Digital Ethos as a New Paideia: The Rhetoric of Authority in the Educational Space of the Post-Identity Era
DOI:
https://doi.org/10.31874/2309-1606-2026-32-1-5Keywords:
digital ethos, authority, avatar, post-identity, rhetoric, paideia, the J. -B. Botul phenomenon, metamodernism, digital modernism, digital rhetoric, algorithmic trust, visual rhetoricAbstract
The article examines the transformation of mechanisms for authority formation within the context of digital culture, where traditional foundations of trust – biography, corporeal presence, and moral consistency – are giving way to rhetorical effects of visibility, stylistic coherence, and the algorithmic circulation of images. The relevance of the study is driven by a radical shift from a subject-centered model of persuasion toward post-identity forms of authority that function without guarantees of authenticity or personal responsibility.
The purpose of the article is to provide a philosophical and rhetorical analysis of digital ethos as a specific form of paideia: not as an institutional system of education, but as a mode of orientation within a rhetorically overloaded space, where learning occurs through adaptation to algorithmically shaped patterns of trust. The methodology is rooted in an interdisciplinary approach combining classical rhetorical theory, the philosophy of discourse, and contemporary digital media studies.
The central object of analysis is the avatar as a rhetorical event – a point of intersection between image, algorithm, and cultural expectations.
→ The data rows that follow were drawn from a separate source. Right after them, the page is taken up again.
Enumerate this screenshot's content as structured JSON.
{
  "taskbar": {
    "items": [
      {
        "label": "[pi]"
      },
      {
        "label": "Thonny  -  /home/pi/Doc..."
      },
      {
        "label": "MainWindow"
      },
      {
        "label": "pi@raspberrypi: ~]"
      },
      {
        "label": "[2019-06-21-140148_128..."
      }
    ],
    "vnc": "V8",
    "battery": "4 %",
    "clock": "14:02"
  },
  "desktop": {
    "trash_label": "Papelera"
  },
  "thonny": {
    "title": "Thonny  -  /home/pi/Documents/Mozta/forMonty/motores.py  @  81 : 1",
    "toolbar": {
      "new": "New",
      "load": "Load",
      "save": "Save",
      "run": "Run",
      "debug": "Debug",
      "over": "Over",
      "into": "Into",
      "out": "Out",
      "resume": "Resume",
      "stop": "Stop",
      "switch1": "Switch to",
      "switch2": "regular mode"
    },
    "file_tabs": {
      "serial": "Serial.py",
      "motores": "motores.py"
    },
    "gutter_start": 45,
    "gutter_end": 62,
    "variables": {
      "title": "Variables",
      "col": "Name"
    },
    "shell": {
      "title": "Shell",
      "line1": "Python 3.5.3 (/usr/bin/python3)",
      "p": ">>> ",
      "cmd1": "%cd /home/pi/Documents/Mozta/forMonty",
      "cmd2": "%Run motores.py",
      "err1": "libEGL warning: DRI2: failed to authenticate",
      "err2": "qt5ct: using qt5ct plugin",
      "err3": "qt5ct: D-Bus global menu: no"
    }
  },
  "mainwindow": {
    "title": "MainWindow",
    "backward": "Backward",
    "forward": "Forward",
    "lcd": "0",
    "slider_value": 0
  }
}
It is argued that digital ethos emerges through interface consistency, the aesthetics of credibility, memetic power, and the paradox of presence-absence.
The results demonstrate that in the digital age, persuasiveness does not require physical presence; instead, authority is constructed through the repetition, recognizability, and stylistic consistency of the image. Digital ethos marks a shift from education as the transfer of knowledge to education as navigation, where authority is constantly reconstructed. The “void” functions as a productive pedagogical strategy that compels the independent construction of understanding through disorientation. The conclusions open a space for rethinking educational practices in a post-identity culture, where critical thinking requires the recognition of rhetorical mechanisms used to construct authority within an algorithmically mediated environment.